NVIDIA – Fix NVML Initialization Error on VMware ESXI 6.7

nvidiavmware-esxvmware-esxivmware-vsphere

I am unable to setup the NVIDIA Tesla P100 Grid Setup on the vSphere Host Server with Vmware ESXI 6.7 on DELL EMC poweredge R740.

When I am trying to run nvidia-smi command I am getting following error

Failed to initialize NVML: Unknown Error

NVIDIA Driver as follows

#esxcli software vib list |grep -i nvidia 
NVIDIA-VMware_ESXi_6.7_Host_Driver 390.113-1OEM.670.0.0.8169922 NVIDIA VMwareAccepted 2019-03-06

And it also showing as module loaded in the OS as below

# vmkload_mod -l | grep nvidia
nvidia 0 13828

Also we done following changes in BIOS

Memory Mapped I/O above 4 GB - Enabled
Memory Mapped I/O above Base - 512 GB

Host OS : Vmware ESXI 6.7

NVIDIA Graphics Hardware : Tesla P100

Kindly help me to solve this issue

Best Answer

I have solved this problem myself.
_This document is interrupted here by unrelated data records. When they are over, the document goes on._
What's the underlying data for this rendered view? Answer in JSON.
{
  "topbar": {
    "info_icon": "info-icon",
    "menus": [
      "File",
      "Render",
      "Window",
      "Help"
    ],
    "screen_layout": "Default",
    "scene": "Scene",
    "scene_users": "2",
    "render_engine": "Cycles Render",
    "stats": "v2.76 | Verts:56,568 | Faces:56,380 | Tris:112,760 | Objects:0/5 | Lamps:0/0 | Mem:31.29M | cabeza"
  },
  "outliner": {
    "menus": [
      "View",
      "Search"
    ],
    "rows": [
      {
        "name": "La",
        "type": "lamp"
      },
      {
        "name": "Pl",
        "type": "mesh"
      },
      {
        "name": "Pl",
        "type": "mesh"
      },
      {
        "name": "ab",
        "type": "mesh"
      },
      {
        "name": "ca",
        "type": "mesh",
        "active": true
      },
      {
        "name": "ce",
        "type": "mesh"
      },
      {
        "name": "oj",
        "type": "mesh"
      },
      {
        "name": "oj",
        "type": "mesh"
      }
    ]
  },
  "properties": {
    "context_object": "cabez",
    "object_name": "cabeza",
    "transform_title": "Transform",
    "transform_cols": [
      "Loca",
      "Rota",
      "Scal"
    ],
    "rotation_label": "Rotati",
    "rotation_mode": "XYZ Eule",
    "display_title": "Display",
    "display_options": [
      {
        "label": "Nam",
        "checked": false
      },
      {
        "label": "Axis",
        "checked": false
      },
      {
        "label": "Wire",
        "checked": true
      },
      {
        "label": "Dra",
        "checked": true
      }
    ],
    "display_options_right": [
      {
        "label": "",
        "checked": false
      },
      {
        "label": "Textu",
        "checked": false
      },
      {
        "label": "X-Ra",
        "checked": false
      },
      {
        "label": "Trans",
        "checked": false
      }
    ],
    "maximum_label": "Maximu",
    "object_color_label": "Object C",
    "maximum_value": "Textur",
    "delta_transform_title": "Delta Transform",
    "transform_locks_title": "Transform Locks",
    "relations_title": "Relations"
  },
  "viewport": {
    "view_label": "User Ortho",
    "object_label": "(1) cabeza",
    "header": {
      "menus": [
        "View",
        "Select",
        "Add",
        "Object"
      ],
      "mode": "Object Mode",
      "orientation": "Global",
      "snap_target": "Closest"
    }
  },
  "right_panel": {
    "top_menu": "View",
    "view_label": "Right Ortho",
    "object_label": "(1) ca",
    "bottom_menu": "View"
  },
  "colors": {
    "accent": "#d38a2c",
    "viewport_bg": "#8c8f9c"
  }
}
I have found the solution from an online resource. As, it is said in the above mentioned resource, to solve this problem, I had to disable the DirectPath I/O on the host .

The fix provided in the above mentioned resource is as follows.

You need to disable the “DirectPath I/O” on the host. Navigate to Hardware –> PCI Devices . Make sure the graphic card is not selected as passtrough device. Thanks to Simon Schaber from NVIDIA who gave me the final clue.